Some people can reduce their tax bill by spreading out their pension withdrawals over more than one tax year. It might also be the case that if you leave money in your pension, it will continue to be in a tax-efficient wrapper and you can still withdraw it, including any leftover tax-free entitlement, whenever you want in the future.
While pensions are primarily designed to pay an income in retirement, if it is right for you to make this withdrawal then it is probably sensible to use that money to pay off your debts first.
What you should do with any remaining lump sum will depend on your circumstances, objectives and attitude to risk. You mention that you want easy access to the money. Does this mean that you can't afford to lose any of it? If so, then it is sensible to keep it in cash.

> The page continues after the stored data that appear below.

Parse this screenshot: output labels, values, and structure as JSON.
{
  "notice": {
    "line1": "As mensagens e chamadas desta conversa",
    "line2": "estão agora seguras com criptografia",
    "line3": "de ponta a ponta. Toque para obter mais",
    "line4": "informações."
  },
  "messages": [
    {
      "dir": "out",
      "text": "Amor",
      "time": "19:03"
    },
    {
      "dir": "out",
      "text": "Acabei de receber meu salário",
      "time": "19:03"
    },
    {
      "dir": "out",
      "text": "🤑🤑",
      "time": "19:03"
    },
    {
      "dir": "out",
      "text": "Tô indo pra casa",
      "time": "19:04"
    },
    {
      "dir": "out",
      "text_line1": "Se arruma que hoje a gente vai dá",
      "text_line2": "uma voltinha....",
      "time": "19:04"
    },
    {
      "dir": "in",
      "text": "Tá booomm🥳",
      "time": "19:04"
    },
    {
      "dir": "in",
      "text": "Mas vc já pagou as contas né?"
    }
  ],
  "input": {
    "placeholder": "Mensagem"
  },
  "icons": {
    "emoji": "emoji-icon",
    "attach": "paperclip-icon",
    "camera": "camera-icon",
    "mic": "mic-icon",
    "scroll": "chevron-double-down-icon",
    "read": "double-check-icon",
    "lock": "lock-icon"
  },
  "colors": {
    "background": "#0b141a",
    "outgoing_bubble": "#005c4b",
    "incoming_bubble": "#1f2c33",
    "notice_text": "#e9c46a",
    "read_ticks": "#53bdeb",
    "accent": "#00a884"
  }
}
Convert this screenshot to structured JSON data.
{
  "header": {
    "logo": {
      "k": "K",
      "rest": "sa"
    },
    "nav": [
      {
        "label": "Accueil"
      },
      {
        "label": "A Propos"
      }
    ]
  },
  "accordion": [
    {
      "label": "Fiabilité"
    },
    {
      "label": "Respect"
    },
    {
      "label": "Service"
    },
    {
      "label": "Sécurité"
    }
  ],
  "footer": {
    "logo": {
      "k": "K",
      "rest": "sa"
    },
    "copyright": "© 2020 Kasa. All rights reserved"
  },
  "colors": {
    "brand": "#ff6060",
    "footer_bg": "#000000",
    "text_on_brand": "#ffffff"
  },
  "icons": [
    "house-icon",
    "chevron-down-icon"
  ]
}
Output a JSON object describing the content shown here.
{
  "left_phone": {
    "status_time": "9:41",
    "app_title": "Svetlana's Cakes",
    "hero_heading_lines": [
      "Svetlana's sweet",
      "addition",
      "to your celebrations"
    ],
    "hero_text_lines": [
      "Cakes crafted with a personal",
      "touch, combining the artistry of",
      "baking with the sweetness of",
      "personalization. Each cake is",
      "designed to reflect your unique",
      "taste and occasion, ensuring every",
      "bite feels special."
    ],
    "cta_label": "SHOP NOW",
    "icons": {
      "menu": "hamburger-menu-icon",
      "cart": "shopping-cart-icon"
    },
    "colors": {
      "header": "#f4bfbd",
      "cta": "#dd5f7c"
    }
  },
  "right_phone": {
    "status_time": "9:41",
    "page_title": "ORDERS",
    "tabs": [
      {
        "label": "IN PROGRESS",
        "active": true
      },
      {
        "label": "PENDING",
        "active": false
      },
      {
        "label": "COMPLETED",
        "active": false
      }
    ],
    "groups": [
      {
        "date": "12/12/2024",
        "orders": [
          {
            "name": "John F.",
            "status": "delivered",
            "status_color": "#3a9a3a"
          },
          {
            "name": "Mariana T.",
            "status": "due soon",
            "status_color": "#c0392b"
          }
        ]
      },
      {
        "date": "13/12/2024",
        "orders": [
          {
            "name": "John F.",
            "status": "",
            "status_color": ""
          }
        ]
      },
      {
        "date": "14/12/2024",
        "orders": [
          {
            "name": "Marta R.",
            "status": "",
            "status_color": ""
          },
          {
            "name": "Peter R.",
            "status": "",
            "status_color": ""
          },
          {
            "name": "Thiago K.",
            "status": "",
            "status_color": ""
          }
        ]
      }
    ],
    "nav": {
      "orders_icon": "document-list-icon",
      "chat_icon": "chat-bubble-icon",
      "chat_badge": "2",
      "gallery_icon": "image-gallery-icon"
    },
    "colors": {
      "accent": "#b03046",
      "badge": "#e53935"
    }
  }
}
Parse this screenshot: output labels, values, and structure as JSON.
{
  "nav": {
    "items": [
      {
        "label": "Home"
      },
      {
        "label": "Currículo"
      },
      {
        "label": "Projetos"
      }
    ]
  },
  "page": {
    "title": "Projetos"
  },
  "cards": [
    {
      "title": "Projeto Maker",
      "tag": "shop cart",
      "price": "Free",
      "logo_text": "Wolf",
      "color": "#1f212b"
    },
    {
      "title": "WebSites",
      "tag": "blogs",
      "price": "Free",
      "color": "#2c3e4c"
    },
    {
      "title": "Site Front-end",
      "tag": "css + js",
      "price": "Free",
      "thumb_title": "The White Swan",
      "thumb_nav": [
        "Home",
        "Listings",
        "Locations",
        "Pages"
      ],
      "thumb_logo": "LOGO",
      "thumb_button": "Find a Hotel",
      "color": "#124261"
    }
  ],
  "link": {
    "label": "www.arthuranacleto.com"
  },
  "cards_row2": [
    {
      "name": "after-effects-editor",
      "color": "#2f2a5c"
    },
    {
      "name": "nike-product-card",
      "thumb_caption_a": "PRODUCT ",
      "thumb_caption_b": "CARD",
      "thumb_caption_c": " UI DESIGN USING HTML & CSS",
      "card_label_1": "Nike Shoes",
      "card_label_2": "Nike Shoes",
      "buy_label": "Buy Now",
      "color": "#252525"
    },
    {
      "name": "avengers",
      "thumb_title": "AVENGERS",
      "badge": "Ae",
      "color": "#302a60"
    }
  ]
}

If that is the case, then you can look to use your and your wife's annual Isa allowance and also, from next April, every basic-rate taxpayer will be able to earn up to £1,000 of interest from cash savings without paying tax.
If you are willing to take some risk with this money in the hope of generating a better return, a multi-asset approach could be the best solution as this reduces risks by investing in a range of different assets such as shares, fixed interest and property. A fund like JPM Multi Asset Income invests in many underlying stocks and focuses on capital preservation with low volatility. This fund also produces an income of 3.7% a year, which can be taken or reinvested.
However, before making any decisions I would suggest double-checking how much you should be withdrawing from your pension.